In her initial decision dated February 15, 2011, the administrative judge found that Patterson’s petition for enforcement was untimely filed and that no good cause existed for the delay. R.A. 5-6. Regarding timeliness, the administrative judge noted that Patterson failed to explain when he learned of the alleged breach of the settlement agreement, why he did not raise this issue in his four prior petitions for enforcement, and why he waited twenty-one years from the date of the settlement agreement to raise his concerns. As for the lack of good cause for delay, the administrative judge found that Patterson failed to establish that he acted reasonably and with diligence in filing his petition so long after the settlement agreement was executed. Patterson petitioned for review to the full Board, which denied his request in an order dated August 9, 2011. R.A. 13. The opinion of the administrative judge thus became the final decision of the Board.

Patterson appealed. We have jurisdiction pursuant to 28 U.S.C. § 1295(a)(9).

Discussion

Our review of final decisions of the Board is circumscribed by statute. We may reverse a decision of the Board only if it is:

(1) arbitrary, capricious, an abuse of discretion, or otherwise not in accordance with law;
(2) obtained without procedures required by law, rule, or regulation having been followed; or
(3) unsupported by substantial evidence[.]

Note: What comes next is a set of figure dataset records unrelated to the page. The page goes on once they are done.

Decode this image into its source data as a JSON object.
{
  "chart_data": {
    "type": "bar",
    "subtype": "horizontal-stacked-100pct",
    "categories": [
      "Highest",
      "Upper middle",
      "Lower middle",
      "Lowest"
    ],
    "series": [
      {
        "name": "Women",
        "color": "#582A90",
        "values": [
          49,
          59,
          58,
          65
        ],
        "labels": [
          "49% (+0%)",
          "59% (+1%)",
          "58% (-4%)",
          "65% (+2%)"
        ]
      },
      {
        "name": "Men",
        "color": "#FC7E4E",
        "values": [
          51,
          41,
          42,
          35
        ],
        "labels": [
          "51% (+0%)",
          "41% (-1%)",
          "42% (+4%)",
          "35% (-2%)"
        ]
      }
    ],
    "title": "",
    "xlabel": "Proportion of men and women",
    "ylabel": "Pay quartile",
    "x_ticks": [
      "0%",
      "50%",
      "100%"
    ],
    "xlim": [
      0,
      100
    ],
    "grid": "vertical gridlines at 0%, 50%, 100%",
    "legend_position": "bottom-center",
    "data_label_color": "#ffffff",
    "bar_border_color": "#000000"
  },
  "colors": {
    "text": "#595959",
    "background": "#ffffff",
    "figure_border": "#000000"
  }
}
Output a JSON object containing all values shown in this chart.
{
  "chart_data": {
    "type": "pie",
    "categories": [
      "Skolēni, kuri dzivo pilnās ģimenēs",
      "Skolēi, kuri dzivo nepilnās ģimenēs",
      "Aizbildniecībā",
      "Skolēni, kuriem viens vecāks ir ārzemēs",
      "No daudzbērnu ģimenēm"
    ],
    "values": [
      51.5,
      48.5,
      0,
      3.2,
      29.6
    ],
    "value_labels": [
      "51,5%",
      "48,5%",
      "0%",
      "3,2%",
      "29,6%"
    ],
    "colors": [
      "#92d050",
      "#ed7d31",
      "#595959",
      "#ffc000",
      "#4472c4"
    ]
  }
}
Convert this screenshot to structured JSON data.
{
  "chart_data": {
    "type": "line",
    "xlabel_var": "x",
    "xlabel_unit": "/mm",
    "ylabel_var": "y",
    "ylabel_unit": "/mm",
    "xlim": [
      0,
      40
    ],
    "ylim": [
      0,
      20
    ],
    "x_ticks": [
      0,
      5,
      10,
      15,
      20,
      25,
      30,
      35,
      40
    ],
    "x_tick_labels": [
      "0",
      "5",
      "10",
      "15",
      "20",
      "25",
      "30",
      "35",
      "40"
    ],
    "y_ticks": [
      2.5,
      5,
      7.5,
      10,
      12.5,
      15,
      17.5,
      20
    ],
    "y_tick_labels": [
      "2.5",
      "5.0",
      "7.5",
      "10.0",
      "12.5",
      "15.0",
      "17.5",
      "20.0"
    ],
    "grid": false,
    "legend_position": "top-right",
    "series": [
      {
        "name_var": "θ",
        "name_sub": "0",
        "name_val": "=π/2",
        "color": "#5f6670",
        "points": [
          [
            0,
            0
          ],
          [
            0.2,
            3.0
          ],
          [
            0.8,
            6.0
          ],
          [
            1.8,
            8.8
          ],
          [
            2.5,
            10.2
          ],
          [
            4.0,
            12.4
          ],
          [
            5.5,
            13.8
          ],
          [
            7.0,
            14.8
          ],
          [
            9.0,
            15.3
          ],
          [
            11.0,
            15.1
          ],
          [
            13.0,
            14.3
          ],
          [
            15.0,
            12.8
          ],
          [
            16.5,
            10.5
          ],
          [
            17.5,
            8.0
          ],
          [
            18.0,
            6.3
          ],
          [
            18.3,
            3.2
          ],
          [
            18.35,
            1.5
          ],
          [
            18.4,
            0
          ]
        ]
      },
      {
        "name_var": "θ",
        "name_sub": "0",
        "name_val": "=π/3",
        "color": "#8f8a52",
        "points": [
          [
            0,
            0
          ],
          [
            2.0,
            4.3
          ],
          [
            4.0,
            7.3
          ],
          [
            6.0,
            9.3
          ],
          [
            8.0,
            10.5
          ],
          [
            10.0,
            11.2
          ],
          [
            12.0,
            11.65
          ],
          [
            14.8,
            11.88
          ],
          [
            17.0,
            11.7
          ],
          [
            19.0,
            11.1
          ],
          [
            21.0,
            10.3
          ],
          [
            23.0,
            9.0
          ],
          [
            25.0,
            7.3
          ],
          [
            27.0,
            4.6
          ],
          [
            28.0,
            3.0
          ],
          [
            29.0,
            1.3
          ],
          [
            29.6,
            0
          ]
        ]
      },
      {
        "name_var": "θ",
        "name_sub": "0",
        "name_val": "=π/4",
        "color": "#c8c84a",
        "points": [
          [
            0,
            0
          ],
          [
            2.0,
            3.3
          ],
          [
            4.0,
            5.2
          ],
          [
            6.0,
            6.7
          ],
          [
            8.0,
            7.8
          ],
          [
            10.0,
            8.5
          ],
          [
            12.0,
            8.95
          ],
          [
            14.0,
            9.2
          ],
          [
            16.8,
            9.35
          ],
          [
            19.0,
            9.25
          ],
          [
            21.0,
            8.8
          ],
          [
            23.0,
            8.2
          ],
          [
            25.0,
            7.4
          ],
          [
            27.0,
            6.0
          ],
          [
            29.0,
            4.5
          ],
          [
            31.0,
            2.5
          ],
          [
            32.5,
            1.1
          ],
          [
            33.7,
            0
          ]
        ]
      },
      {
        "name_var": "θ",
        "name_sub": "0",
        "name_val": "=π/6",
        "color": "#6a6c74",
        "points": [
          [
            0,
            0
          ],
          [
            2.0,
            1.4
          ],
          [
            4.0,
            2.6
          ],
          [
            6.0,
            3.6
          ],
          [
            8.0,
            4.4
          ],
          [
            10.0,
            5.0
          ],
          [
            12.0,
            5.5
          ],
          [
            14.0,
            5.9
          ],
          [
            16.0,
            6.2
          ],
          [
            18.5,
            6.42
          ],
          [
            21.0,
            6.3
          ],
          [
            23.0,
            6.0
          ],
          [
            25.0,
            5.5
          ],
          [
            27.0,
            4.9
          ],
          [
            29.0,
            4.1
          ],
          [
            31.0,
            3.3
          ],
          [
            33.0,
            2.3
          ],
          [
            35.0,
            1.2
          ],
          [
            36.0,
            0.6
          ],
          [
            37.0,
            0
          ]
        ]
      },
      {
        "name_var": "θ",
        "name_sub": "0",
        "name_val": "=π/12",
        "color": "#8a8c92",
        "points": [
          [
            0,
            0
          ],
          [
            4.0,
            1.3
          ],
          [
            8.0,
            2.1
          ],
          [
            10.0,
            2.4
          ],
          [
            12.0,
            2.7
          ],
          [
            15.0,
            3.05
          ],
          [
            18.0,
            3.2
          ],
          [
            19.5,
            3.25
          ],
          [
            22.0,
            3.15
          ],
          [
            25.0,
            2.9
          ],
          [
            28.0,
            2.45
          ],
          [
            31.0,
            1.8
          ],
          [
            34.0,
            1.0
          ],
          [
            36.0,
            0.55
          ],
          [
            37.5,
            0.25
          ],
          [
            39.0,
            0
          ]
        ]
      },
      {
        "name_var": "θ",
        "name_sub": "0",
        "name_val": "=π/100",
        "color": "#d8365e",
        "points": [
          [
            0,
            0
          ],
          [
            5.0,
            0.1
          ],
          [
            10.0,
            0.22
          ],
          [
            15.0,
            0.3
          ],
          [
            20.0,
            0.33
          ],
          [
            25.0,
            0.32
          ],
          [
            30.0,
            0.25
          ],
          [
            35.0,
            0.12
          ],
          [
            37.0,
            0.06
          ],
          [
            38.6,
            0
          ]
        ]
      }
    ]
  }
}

5 U.S.C. § 7703(c) (2006).

A petition for enforcement alleging a breach of a settlement agreement must be filed within a reasonable amount of time after the date the petitioning party becomes aware of a breach of the agreement. Kasarsky v. Merit Sys. Prot. Bd., 296 F.3d 1331, 1335 (Fed.Cir.2002). In this case, Patterson failed to explain, in response to the administrative judge’s request, when he became aware of the alleged breach of the settlement agreement or why he waited twenty-one years after the execution of the agreement to file his petition. Substantial evidence therefore supports the Board’s determination that Patterson’s petition for enforcement was untimely and that no good cause existed for the delay. Accordingly, we affirm the final decision of the Board.

AFFIRMED. 
      
      . In a later filing with the administrative judge, Patterson asserted that the Agency failed to make back pay payments from March 1988 to November 1989. R.A. 50.